Nature in Conflict: Lessons from conflicts about conservation management by hunting and tree cutting

Published on
July 23, 2020

Using hunting as a way of nature management and clearing forests in order to transform these into other types of nature signify two forms of conservation management that spark strong reactions in society at large. Reactions can evolve into conflicts: situations whereby interests, values and truths are irreconcilable. The recent study ‘Nature in Conflict’ describes ways to gain insight in how conflicts in the Netherlands, about conservation management, can crop up and develop. From this, clarifications can be given on conservation conflicts and on how to handle them, like by having an increased awareness about dilemmas and to not be considering solutions too soon. Facilitating short lines between those involved and listening to people with local knowledge also showed to be important in this.

Conflicts about conservation management

Lately, the Netherlands has seen in several places conflicts about the way nature conservation is carried out. Like in the Oostvaardersplassen (Flevoland), where the shooting of red dear and the relocation of Konik horses made headlines, charging debate and campaigns that brought to light that people may have quite differing views on nature and hold strongly diverging values. Elsewhere in the Netherlands, the usefulness and necessity of management hunting are brought into question, even when this is taking place to ease any overgrazing and to safeguard other aspects of nature. Comparable debates and conflicts arose over the felling of trees that were exotic species or when this is done to create open space for heather or drifting sand. A lot of people declared that they value their familiar trees, very meaningful to them or that they value totally different kinds of nature. People will go to court for this, initiate petitions, hold demonstrations, feed social media and even may raise barricades or act destructive and threatening sometimes. These kinds of conflicts make operating organisations and field mangers wonder how they will be able deal with this, on the job.

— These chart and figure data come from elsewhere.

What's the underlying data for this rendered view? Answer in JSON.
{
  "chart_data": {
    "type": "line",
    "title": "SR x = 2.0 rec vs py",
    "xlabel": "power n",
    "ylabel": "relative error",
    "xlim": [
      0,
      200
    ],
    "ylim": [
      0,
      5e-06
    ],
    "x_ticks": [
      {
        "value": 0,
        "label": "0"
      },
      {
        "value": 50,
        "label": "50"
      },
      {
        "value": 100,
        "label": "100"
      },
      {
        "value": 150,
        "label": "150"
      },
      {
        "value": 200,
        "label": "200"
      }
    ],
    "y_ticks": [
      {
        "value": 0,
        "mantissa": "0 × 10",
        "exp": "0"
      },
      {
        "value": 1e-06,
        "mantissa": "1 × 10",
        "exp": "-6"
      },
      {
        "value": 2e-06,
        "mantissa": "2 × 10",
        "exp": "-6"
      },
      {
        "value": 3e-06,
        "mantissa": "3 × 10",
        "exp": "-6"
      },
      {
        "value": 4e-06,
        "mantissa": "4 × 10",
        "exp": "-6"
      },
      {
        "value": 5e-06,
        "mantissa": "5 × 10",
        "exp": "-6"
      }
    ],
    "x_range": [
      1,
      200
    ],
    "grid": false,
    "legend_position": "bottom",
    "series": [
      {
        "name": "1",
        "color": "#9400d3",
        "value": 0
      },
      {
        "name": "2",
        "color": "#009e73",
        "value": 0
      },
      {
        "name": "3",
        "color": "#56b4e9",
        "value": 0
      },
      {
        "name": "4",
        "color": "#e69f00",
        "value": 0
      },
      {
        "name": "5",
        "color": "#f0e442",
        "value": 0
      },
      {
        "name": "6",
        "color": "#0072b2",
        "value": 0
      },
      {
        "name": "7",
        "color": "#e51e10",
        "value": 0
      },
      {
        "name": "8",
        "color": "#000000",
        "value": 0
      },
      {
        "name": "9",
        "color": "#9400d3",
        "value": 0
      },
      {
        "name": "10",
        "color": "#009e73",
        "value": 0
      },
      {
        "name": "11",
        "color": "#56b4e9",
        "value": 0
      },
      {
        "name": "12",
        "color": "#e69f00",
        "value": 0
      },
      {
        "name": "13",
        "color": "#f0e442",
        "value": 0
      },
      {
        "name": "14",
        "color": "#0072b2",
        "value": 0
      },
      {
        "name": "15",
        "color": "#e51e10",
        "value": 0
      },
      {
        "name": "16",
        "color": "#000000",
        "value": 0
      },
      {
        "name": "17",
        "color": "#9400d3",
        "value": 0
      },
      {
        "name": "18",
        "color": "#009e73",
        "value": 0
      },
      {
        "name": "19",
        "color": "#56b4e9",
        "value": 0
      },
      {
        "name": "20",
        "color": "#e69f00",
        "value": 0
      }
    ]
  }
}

Different kinds of conservation conflicts

The researchers made an inventory of nature conflicts that took place in the Netherlands during the past ten years. This yielded a – non-exhaustive– overview of 52 conflicts. Most of these conflicts were about felling or trimming trees and the creation or expansion of nature areas. Besides this, many conflicts were about management hunting. Other conflicts, less frequently occurring, were about the effects of land use planning, like rewetting, the governance of nature areas, the introduction of new animal species or the accessibility of the area. Most of the conflicts involved spontaneous or organised local groups, however, a part of the conflicts involved regional and national organisations.

Case studies management hunting and forest clearing

In two case studies, the Amsterdamse Waterleidingduinen and in Salland, the process was analysed on the basis of interviews and publications. An inventory was made of the strategies the actors had been using.  The networks and opinions of actors were examined and how those had developed over time. Special focus was on the role of social media. In the Amsterdamse Waterleidingduinen the matter at stake was the hunting of fallow deer. This was eventually met by a legal ruling. In Salland, the issue at stake was the planned transformation of forest into an open landscape. The clearing of forest was eventually reconsidered, when nationally a discussion exploded on any bearing this might have on climate change.

Lessons from conservation conflicts

The authors draw as a general conclusion that conflicts are ingrained in these processes. Sometimes constructive policy steps can be taken, but in other instances the only thing to do is to keep calm and implement the processes as transparent, pure and inclusive as possible. They recommend to start from the guidelines, that stem from the conflicts in the two mentioned case-studies: don't think in solutions but in dilemmas, facilitate short communication lines and listen to people with local knowledge. Conflicts are not merely negative, they contribute to making visible what goes around in society. In the longer run, a conflict will help to bring the many aspects of conservation policy to the table, in the open.